Toen stuurde Ramanuja zijn discipel naar het huis van Dhanurdasa, nadat hij eerst had geregeld dat Dhanurdasa in de tempel zou dienen, zodat hij zeker wist dat hij niet thuis zou zijn. De discipel ging ‘s avonds naar het huis van Dhanurdasa en begon, op bevel van Ramanuja, de juwelen te stelen van het lichaam van Dhanurdasa’s vrouw. Nadat ze de ornamenten van één kant van haar lichaam had verwijderd, stond de discipel op het punt om te gaan toen ze zich plotseling in haar slaap omdraaide. De discipel was geschokt en verliet onmiddellijk het raam. Ramanuja had hem opgedragen buiten het raam te wachten op de terugkeer van Dhanurdasa, om zijn reactie vast te leggen. Na enige tijd keerde Dhanurdasa terug naar huis. Op dat moment vroeg de vrouw van Dhanurdasa hem: “Dhanurdasa, is er iets mis in de tempel?”

“Nee mijn schat. Waarom?”

“Ik ben bang dat ze geld nodig hebben, maar schamen om het te vragen. We moeten iets doen om ze te helpen.”

“Waarom zeg je dat?”

‘Omdat een van de toegewijden van de tempel door het raam naar binnen sloop en de sieraden van mijn lichaam begon te nemen. Ik denk dat die arme heiligen onze hulp hard nodig hebben, waardoor ze zoiets doen.”

“Wat heb je gedaan?”

“Ik draaide me om, maar hij vluchtte door het raam.”

“Waarom deed je dat?

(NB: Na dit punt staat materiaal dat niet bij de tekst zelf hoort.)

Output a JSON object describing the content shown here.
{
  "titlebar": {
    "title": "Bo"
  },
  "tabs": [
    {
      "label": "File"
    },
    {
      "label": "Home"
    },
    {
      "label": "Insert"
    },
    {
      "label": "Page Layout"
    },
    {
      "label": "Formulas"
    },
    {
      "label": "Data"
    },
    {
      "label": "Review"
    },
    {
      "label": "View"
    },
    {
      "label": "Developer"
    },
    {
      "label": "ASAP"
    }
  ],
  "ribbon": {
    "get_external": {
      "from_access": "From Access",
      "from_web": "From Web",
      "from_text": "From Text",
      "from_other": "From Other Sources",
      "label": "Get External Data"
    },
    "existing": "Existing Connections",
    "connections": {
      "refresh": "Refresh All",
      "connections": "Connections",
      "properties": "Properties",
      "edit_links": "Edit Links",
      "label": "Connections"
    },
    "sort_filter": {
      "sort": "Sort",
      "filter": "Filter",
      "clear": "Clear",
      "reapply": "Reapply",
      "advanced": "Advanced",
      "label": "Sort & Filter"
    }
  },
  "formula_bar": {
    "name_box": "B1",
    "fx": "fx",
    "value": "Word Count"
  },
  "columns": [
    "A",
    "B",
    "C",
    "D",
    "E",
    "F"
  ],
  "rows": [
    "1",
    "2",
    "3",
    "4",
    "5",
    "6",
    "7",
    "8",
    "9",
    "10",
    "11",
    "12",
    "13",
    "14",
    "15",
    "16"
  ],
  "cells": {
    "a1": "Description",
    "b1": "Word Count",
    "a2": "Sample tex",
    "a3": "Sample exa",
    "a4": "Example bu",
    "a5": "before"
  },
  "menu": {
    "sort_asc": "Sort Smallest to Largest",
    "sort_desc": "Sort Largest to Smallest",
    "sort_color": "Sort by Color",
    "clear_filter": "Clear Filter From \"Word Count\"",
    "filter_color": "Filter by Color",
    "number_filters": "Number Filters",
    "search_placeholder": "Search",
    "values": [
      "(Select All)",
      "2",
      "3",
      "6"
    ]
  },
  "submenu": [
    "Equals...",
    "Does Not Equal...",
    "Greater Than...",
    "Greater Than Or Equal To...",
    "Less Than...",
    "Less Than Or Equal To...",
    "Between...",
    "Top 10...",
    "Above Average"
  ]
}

Je hebt hem weggejaagd! Wat gaan we nu doen?”

‘Het was niet mijn bedoeling om hem bang te maken. Ik draaide me alleen om zodat hij ook de ornamenten van de andere kant van mijn lichaam kon pakken.”

Dhanurdasa berispte haar en zei: “Als je niet zo beïnvloed was door een vals ego, zou je hem al je juwelen hebben gegeven. Wat gaan we nu doen? We hebben jammerlijk gefaald!”

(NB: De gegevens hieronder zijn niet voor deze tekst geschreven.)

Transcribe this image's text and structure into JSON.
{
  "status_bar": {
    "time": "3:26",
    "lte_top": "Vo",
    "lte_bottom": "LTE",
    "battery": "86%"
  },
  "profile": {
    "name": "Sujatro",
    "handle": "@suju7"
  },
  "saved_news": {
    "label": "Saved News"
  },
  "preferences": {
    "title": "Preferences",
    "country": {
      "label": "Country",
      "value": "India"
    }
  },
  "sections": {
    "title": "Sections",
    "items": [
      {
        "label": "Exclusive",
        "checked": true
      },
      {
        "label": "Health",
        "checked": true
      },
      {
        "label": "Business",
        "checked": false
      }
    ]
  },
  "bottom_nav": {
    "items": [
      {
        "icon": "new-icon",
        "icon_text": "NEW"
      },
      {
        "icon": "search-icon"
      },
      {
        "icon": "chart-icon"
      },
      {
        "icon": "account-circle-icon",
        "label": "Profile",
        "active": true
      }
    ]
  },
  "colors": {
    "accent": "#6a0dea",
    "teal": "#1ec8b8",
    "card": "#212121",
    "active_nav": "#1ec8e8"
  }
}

Hierop begon zijn vrouw te jammeren en zei: ‘Je hebt gelijk. Alleen mijn trots weerhield me ervan alles op te geven. Hoe zullen we ooit vooruitgang boeken?”

Vanuit zijn schuilplaats was Ramanuja’s discipel verbaasd over de nederigheid en overgave van Dhanurdasa en zijn kuise vrouw. Toen de discipel terugkeerde naar zijn guru, rapporteerde hij alles wat er had plaatsgevonden. Ramanuja legde hem vervolgens de betekenis uit van deze beide gebeurtenissen – de kleding van de sannyasi’s en de juwelen van Dhanurdasa’s vrouw: in dit geval waren de sannyasi’s zo gehecht aan een aantal haveloze stukken stof dat ze erom vochten, terwijl Dhanurdasa en zijn vrouw, hoewel grhastha’s, zo vrij van gehechtheid aan materiële dingen waren dat ze bereid waren om hun juwelen te laten stelen door de toegewijden als ze nodig waren voor de dienst van de Heer.

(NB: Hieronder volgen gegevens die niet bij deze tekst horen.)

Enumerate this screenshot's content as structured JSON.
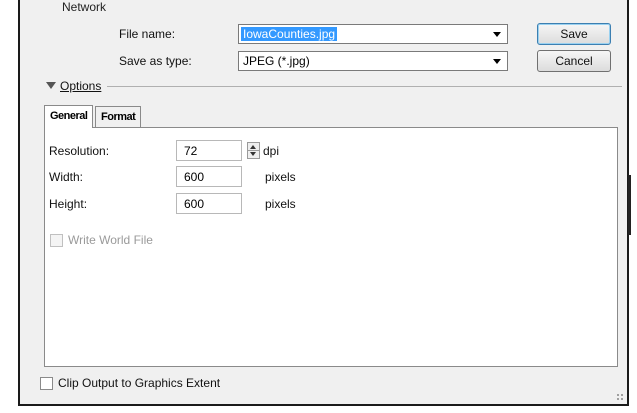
{
  "top": {
    "network_label": "Network",
    "file_name_label": "File name:",
    "file_name_value": "IowaCounties.jpg",
    "save_as_type_label": "Save as type:",
    "save_as_type_value": "JPEG (*.jpg)",
    "save_button": "Save",
    "cancel_button": "Cancel"
  },
  "options": {
    "header": "Options",
    "tabs": [
      {
        "label": "General",
        "active": true
      },
      {
        "label": "Format",
        "active": false
      }
    ],
    "general": {
      "resolution_label": "Resolution:",
      "resolution_value": "72",
      "resolution_unit": "dpi",
      "width_label": "Width:",
      "width_value": "600",
      "width_unit": "pixels",
      "height_label": "Height:",
      "height_value": "600",
      "height_unit": "pixels",
      "world_file_label": "Write World File",
      "world_file_checked": false,
      "world_file_enabled": false
    }
  },
  "bottom": {
    "clip_label": "Clip Output to Graphics Extent",
    "clip_checked": false
  },
  "colors": {
    "window_bg": "#f0f0f0",
    "selection": "#3399ff",
    "panel_bg": "#ffffff"
  }
}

Op deze manier bleef Ramanuja zijn discipelen onderwijzen, zowel door voorbeeld als door voorschriften. Zijn invloed op het Vaisnavisme is tot op de dag van vandaag sterk voelbaar. Zijn commentaar op Vedanta, de Sri Bhasya, wordt nog steeds beschouwd als de meest formidabele uitdaging voor het commentaar van Sankaracarya. Het is het beroemdste van de Vaisnava-commentaren. Afgezien van de Sri Bhasya, zijn de belangrijkste werken van Ramanujacarya zijn commentaar op de Bhagavad-gita en zijn Vedartha-samgraha, die de essentiële Vedische principes samenvat. Volgens de traditie werd Sripad Ramanujacarya 100 jaar oud. Zijn geestelijke opvolging gaat tot op de dag van vandaag door in het handhaven van de tradities van Sri Vaisnava-beoefening, godheidsaanbidding en filosofie die hij tijdens zijn leven heeft gesystematiseerd. Ramanujacarya stierf op de tiende dag van de afnemende maan in de maand Phalguna, wat overeenkomt met de maand januari februari op de christelijke kalender.